The issue was a pretty simple one as to why pressure was mounting :

  • Inventory levels had been managed down slowly, but not swiftly enough to mirror the deteriorating economic climate.  The decision was a simple one - to stop ordering from a key supplier for a few weeks and to run inventory down.
  • A new competitor had opened in the vicinity of the main establishment in the immediate past.  This had had the effect of distorting the typical inventory days for a number of product skews.  The opening of this competitor was no shock, and should have been planned for.
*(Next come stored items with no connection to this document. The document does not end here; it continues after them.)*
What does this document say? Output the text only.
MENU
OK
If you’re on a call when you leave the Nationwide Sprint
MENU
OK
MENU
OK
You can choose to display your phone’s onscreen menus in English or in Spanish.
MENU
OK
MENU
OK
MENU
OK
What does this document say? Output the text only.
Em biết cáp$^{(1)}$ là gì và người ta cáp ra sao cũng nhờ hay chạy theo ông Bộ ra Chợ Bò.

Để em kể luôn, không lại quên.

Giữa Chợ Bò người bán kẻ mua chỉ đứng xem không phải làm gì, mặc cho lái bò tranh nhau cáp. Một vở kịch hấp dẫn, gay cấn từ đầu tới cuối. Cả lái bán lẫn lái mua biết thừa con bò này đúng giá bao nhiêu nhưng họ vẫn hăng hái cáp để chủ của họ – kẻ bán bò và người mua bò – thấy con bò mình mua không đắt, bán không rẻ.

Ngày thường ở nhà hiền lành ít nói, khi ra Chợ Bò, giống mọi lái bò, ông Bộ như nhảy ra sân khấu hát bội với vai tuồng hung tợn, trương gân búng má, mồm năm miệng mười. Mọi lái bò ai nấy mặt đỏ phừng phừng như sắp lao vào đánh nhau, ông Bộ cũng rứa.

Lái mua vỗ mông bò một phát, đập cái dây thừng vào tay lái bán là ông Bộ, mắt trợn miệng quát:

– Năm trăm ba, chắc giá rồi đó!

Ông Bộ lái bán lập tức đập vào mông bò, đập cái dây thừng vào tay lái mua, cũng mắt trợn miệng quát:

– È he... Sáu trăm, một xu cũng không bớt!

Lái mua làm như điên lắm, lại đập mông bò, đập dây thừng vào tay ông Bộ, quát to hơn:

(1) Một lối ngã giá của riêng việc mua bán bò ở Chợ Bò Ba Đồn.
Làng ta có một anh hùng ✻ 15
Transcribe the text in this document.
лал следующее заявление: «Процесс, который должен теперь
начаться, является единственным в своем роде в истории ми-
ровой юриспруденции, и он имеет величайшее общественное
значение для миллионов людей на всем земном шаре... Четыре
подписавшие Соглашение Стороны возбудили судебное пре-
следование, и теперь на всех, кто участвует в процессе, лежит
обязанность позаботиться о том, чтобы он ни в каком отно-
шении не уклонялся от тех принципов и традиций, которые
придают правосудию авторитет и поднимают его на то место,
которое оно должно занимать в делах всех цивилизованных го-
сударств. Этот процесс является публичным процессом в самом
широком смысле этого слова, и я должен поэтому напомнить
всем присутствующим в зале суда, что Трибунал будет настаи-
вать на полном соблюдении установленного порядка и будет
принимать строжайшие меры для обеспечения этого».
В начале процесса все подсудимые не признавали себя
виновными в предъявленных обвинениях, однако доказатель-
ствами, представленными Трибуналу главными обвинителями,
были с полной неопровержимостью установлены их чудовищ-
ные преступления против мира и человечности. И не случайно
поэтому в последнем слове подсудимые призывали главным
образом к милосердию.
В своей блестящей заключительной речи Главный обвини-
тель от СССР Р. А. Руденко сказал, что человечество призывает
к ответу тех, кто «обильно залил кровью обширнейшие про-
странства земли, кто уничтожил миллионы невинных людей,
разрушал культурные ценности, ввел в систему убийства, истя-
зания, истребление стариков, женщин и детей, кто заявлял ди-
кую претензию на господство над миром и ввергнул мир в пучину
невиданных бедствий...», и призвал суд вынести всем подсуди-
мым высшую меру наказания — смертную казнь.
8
  • With a tightening economy the number of days inventory was held in various products (skews) had increased.  A conscious effort was made to rebalance the inventory landscape by liquidating this slow moving stock as cost + 5% to allow capital to be freed and higher turnover inventory to be brought in.
The result was that the initially horrendous picture was not bad at all.  It could have been avoided with a little forward planning.

So in a volatile economy manage inventory levels tightly.  It is better to forego a little bit of margin and order more frequently than just let inventory build up - as the financing cost on the holding of slow inventory will equate to the discount given to clear out.